Dalam sambutannya, Bupati Sintang Gregorius Herkulanus Bala mengatakan bahwa pengelolaan daerah aliran sungai memiliki peran strategis dalam menjaga keseimbangan lingkungan, keberlanjutan sumber daya air, ketahanan pangan, pengendalian banjir, serta perlindungan kawasan hulu dan hilir secara terpadu.
“Sebagai daerah yang memiliki wilayah sungai dan kawasan hutan yang luas, Kabupaten Sintang memiliki tanggung jawab besar untuk memastikan pengelolaan DAS dilakukan secara terencana, kolaboratif, dan berkelanjutan. Pembentukan Forum DAS Kabupaten Sintang merupakan langkah strategis pemerintah daerah dalam memperkuat koordinasi lintas sektor dan lintas pemangku kepentingan,” ujar Bala.
Ia menjelaskan, keberadaan Forum DAS telah diatur dalam Peraturan Bupati Sintang Nomor 28 Tahun 2025 tentang Forum Koordinasi Daerah Aliran Sungai. Regulasi tersebut menegaskan bahwa Forum DAS menjadi wadah koordinasi, konsultasi, sinergi, dan komunikasi para pihak dalam pengelolaan DAS di Kabupaten Sintang.
“Melalui forum ini, kita secara resmi menetapkan susunan keanggotaan yang terdiri dari unsur pemerintah, akademisi, dunia usaha, masyarakat, dan pemerhati lingkungan. Saya berharap komposisi ini benar-benar menjadi kekuatan bersama dalam menjawab berbagai tantangan pengelolaan lingkungan hidup di Kabupaten Sintang,” katanya.
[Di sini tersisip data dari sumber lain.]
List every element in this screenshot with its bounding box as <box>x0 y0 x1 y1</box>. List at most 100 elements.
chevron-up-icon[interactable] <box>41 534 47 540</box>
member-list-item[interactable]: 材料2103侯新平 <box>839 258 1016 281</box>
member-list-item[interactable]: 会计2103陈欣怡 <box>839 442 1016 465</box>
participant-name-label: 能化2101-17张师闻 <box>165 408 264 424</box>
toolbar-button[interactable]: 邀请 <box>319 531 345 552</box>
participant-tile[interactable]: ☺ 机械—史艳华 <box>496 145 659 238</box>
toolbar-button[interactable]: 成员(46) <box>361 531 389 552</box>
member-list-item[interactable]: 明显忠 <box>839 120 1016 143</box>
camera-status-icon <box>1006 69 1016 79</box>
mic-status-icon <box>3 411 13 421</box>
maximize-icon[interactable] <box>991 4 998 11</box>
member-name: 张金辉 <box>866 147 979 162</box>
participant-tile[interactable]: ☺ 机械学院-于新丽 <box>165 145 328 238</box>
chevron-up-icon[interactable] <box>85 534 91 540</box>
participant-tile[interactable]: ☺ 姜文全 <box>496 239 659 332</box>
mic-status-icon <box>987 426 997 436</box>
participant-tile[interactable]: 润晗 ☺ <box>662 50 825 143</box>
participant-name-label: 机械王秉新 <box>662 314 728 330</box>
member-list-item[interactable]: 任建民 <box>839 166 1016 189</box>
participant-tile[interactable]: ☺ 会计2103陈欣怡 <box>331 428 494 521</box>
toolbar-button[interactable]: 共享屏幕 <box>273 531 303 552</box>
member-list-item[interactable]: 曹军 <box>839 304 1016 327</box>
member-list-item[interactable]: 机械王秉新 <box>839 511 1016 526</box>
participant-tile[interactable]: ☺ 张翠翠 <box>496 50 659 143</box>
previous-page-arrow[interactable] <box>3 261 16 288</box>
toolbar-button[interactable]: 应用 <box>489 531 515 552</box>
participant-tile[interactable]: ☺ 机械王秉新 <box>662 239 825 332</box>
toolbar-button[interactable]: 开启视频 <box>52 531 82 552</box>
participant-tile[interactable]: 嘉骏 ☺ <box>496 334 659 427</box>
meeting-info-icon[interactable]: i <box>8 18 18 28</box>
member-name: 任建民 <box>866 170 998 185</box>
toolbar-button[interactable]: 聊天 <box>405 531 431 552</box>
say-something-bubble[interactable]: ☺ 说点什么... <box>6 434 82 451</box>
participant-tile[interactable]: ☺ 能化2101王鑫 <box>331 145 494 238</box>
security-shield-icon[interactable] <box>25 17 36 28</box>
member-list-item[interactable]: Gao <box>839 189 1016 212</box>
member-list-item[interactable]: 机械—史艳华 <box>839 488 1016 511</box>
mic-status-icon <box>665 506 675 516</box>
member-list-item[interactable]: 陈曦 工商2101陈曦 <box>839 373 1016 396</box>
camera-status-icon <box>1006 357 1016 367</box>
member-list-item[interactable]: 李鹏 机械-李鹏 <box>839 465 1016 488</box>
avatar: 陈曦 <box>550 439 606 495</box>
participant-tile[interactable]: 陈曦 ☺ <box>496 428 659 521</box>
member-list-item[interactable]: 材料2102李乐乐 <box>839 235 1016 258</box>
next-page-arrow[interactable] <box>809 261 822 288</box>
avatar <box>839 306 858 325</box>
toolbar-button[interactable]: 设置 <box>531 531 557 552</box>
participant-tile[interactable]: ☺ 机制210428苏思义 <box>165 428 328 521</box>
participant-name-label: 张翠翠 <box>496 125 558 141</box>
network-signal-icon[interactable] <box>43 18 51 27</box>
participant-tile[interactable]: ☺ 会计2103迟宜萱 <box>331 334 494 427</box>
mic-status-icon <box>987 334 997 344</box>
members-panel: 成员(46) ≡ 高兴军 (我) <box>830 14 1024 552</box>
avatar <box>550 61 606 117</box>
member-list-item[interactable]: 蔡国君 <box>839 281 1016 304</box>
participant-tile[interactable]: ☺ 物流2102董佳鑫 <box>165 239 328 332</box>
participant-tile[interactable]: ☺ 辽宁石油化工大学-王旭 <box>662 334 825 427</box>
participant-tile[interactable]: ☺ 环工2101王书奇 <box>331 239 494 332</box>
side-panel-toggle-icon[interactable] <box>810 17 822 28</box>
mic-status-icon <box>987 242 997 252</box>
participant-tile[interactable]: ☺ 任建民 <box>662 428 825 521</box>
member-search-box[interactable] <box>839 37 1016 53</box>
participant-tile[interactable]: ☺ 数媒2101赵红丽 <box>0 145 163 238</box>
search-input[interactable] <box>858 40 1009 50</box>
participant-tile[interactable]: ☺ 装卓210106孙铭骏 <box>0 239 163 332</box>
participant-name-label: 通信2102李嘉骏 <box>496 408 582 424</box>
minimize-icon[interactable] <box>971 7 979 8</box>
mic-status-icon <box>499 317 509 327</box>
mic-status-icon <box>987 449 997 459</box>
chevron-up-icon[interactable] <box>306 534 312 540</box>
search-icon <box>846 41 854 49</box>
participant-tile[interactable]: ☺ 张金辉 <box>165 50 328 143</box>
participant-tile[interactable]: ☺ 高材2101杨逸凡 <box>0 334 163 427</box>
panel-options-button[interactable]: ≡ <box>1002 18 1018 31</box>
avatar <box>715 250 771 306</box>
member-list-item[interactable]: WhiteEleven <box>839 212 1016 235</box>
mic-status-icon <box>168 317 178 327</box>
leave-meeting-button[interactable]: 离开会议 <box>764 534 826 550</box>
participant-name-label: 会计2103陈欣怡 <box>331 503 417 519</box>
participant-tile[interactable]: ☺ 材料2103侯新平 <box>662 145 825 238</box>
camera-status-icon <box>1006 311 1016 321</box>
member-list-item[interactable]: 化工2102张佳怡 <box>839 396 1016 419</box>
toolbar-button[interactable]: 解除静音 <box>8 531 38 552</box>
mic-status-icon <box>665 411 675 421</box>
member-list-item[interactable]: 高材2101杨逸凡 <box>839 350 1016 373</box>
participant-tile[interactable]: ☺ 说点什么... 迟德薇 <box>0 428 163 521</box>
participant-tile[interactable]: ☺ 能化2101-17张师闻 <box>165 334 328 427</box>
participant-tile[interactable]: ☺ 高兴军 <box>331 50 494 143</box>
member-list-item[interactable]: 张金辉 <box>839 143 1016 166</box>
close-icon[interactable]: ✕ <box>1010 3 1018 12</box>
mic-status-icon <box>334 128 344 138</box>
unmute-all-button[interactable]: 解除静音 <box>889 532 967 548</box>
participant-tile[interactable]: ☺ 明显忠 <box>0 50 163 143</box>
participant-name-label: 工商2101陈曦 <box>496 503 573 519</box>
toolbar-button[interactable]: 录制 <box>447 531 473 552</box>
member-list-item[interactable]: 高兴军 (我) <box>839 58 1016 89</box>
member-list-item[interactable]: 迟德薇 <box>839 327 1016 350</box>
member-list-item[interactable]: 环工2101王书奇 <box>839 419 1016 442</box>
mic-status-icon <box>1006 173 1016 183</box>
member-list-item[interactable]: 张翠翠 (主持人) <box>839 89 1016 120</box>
Menurut Bala, berbagai persoalan lingkungan yang terjadi saat ini, seperti banjir, sedimentasi sungai, degradasi lahan, penurunan kualitas air, hingga perubahan tata guna lahan, memerlukan penanganan yang terintegrasi dan berkelanjutan.
Karena itu, pengelolaan DAS tidak dapat dilakukan secara sektoral, melainkan harus melalui pendekatan kolaboratif dan partisipatif yang melibatkan seluruh pemangku kepentingan.
“Hal ini sejalan dengan amanat Undang-Undang Nomor 17 Tahun 2019 tentang Sumber Daya Air, Undang-Undang Nomor 32 Tahun 2009 tentang Perlindungan dan Pengelolaan Lingkungan Hidup, serta berbagai regulasi lainnya yang menegaskan pentingnya keterlibatan semua pihak dalam menjaga kelestarian lingkungan dan sumber daya air,” jelasnya.
Pemerintah Kabupaten Sintang, lanjut Bala, juga terus mendorong pembangunan berkelanjutan melalui berbagai kebijakan yang mendukung pengelolaan lingkungan hidup, rehabilitasi kawasan kritis, konservasi sumber daya air, serta penguatan kelembagaan masyarakat dalam menjaga kelestarian daerah aliran sungai.
Melalui Forum DAS yang baru dikukuhkan tersebut, Pemerintah Kabupaten Sintang berharap tercipta sinergi yang semakin kuat antar pemangku kepentingan guna mewujudkan pengelolaan DAS yang efektif, berkelanjutan, dan mampu memberikan manfaat bagi masyarakat serta lingkungan hidup di Kabupaten Sintang.